Where DNotifier Fit In

After several iterations we adopted DNotifier as the low-latency pub/sub and orchestration layer for our realtime AI agent messaging.

Why it mattered in practice:

• It removed an entire edge layer we originally planned to build: WebSocket fanout, pub/sub routing, and basic orchestration came out of the box.

• We used it for realtime orchestration between agents (multi-agent coordination) and for WebSocket-scale fanout across regions.

• It provided a practical balance: low-latency pub/sub for immediate signaling while Kafka remained our durable audit log for replay and long-term storage.

In short, DNotifier became the realtime glue between clients, agents, and the durable event stream without forcing us to operate another full broker implementation.

Trade-offs

Every choice had trade-offs — here are the ones we accepted consciously:

• Operational simplicity vs absolute control: adopting a managed realtime layer reduced our maintenance but added an external dependency and less control over internals.

• Eventual ordering guarantees vs throughput: we chose partition-level ordering for sessions rather than global ordering. This kept throughput high without complex coordination.

• Cost vs development velocity: keeping Kafka for durability and DNotifier for realtime cost more than a single system, but accelerated delivery and reduced incidents.

• Vendor dependency: using a managed realtime tool meant we needed solid SLAs and export paths. Plan for migration from day one.

Mistakes to Avoid

• Don’t assume WebSocket reconnections are benign. Reconnect storms can be the actual DDoS event.

• Don’t use a single Redis instance for pub/sub at scale. It becomes a choke point and a debugging nightmare.

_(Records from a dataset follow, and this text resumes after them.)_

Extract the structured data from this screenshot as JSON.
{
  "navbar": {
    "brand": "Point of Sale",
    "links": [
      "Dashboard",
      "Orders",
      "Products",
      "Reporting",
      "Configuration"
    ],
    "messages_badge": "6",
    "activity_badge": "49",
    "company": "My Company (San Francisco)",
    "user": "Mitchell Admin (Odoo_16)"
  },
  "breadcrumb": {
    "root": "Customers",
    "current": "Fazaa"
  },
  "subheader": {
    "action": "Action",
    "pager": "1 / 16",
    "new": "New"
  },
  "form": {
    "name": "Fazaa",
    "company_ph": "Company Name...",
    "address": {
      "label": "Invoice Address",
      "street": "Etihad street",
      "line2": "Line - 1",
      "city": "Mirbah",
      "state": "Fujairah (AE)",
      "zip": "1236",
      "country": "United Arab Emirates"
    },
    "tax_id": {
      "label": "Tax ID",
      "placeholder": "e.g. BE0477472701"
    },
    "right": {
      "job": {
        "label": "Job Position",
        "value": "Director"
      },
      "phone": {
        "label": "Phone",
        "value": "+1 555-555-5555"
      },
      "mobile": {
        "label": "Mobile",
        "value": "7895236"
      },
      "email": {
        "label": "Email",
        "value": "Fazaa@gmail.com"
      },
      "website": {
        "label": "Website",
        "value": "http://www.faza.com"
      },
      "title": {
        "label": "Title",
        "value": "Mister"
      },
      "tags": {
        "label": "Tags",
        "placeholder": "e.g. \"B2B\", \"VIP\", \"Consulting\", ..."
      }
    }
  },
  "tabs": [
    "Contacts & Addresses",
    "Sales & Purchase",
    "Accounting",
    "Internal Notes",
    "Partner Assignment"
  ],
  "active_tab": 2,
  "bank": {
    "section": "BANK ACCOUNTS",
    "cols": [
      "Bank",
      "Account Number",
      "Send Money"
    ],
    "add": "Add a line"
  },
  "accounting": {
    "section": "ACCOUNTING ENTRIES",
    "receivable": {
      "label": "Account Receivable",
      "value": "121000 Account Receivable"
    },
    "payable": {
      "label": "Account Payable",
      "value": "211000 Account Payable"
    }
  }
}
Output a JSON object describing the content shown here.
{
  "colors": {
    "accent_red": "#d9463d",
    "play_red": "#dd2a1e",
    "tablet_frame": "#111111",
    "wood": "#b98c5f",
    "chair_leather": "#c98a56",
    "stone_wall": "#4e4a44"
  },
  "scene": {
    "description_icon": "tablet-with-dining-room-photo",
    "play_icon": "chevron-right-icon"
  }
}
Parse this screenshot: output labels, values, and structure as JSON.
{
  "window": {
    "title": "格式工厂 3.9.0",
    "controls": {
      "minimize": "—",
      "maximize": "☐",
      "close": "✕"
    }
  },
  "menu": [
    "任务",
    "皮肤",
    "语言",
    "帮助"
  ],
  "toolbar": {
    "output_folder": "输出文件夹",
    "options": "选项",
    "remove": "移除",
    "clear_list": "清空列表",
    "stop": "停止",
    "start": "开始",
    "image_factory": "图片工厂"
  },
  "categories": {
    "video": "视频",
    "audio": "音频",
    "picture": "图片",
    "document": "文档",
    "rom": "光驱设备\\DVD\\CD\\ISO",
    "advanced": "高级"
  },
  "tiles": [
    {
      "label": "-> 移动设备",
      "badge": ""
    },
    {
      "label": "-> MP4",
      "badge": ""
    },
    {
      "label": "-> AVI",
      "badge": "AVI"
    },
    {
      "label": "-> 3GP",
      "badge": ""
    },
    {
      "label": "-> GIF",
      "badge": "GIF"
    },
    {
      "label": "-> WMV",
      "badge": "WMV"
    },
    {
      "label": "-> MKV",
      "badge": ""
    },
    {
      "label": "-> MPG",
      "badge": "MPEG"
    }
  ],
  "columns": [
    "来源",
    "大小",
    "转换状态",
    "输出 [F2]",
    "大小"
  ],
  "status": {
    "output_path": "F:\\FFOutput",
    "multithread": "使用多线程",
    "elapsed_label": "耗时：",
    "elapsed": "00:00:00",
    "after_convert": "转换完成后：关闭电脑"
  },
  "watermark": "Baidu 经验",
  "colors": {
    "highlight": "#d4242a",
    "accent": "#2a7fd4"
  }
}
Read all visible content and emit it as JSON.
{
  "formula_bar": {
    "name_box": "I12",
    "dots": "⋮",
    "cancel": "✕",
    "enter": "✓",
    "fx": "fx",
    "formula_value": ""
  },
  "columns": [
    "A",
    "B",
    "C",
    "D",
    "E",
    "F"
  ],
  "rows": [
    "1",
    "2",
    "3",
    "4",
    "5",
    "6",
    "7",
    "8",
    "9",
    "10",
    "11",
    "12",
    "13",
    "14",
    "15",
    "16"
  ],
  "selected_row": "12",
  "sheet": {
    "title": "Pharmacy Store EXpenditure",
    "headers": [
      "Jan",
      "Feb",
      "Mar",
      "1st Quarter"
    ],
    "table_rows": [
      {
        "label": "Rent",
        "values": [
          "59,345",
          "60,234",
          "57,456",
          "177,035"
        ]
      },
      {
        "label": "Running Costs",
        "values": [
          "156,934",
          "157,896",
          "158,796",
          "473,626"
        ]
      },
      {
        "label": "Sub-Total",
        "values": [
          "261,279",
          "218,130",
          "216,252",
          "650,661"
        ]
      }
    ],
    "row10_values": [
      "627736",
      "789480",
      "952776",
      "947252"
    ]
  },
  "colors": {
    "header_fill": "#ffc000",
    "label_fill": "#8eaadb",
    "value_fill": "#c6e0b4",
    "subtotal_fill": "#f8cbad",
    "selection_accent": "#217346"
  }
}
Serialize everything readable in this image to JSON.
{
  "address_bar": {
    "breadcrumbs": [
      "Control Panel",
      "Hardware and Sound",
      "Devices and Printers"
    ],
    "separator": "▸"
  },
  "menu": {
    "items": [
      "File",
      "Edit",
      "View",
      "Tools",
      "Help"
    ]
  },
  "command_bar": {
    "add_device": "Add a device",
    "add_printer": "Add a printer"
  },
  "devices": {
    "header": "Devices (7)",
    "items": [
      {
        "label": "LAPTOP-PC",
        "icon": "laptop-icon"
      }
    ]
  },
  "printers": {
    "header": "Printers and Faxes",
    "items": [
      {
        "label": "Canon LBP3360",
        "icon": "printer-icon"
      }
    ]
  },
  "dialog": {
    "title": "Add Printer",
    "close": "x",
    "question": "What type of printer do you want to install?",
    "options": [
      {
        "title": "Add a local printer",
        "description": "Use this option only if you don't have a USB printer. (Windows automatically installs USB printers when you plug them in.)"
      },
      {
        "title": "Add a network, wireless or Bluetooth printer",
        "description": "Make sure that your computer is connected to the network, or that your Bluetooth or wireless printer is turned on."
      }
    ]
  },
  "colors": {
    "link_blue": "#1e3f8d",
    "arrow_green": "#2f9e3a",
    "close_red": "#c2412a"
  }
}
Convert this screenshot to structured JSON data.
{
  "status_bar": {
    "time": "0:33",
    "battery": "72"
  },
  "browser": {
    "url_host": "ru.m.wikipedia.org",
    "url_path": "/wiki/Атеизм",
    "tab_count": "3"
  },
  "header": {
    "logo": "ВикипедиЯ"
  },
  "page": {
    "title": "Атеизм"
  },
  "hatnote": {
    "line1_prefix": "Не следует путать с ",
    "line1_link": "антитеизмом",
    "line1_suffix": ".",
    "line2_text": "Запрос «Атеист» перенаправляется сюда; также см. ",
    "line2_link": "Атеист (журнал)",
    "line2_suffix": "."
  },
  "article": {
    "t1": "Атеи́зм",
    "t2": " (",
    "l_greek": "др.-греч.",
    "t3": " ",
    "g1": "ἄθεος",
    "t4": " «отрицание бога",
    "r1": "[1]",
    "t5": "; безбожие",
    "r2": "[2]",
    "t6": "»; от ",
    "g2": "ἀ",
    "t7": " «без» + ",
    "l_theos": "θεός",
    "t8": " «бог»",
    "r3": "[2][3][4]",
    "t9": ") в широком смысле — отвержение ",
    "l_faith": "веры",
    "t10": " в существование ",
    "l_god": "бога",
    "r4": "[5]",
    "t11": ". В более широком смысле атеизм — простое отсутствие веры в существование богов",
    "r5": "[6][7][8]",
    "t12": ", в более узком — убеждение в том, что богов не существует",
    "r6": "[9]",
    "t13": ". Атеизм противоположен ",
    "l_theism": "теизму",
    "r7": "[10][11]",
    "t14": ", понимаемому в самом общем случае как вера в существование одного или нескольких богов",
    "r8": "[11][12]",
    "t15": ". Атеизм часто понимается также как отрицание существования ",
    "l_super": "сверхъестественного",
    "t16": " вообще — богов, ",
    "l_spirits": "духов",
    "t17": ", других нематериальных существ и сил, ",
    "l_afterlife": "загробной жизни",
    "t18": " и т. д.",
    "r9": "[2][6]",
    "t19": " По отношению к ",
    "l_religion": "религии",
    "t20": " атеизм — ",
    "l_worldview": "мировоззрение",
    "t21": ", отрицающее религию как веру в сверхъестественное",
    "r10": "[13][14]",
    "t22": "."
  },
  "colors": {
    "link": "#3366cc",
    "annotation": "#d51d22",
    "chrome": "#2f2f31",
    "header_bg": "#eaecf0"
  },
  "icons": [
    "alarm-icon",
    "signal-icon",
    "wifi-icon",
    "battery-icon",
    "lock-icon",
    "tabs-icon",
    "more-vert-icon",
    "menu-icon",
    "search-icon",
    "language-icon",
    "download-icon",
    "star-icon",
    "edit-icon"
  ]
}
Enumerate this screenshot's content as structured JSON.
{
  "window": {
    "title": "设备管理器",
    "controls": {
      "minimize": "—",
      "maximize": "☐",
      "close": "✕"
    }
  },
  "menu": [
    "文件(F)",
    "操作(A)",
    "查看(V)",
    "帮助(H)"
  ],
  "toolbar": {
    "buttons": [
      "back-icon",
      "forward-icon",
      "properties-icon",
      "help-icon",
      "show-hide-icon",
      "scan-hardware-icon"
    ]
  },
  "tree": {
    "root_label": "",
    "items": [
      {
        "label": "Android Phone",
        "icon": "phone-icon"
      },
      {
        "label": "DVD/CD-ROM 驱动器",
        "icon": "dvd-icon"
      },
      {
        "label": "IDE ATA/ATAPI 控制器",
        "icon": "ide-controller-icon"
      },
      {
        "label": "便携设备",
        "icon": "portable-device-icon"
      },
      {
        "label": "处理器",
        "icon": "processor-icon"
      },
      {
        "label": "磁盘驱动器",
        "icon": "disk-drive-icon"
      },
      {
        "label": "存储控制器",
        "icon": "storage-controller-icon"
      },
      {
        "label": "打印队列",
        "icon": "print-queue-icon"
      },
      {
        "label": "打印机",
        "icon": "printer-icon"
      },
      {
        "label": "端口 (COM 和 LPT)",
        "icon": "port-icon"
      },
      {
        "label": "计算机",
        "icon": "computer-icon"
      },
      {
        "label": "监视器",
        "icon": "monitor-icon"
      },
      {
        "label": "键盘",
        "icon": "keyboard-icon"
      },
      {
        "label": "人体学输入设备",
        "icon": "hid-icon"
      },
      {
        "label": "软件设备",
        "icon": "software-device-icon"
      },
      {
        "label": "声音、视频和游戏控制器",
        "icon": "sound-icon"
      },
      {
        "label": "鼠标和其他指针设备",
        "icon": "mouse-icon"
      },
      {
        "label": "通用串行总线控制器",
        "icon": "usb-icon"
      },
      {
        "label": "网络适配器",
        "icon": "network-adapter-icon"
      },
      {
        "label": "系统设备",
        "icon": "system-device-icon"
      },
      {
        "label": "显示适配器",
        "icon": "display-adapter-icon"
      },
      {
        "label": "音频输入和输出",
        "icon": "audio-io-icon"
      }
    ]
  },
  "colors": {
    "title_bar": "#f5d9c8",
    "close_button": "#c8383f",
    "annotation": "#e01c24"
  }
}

• Don’t try to build durable replay on top of an ephemeral pub/sub layer. Separate concerns early.

• Don’t skimp on idempotency. State bugs caused by duplicate messages are the hardest to trace.

Final Takeaway

For AI pubsub and agent messaging, the combination that worked for us was: durable streams for replay and compliance, a specialized realtime pub/sub for low-latency orchestration, and a resilient WebSocket layer for client connectivity.

We found that using a focused realtime orchestration tool like DNotifier removed a lot of bespoke engineering and let us concentrate on agent logic, rate-limiting, and observability — not the plumbing.

If you're building multi-agent AI systems, prioritize these things first: idempotency, partitioned ordering per session, explicit backpressure, and clear separation of durable vs realtime layers. Solve those, and the rest becomes manageable.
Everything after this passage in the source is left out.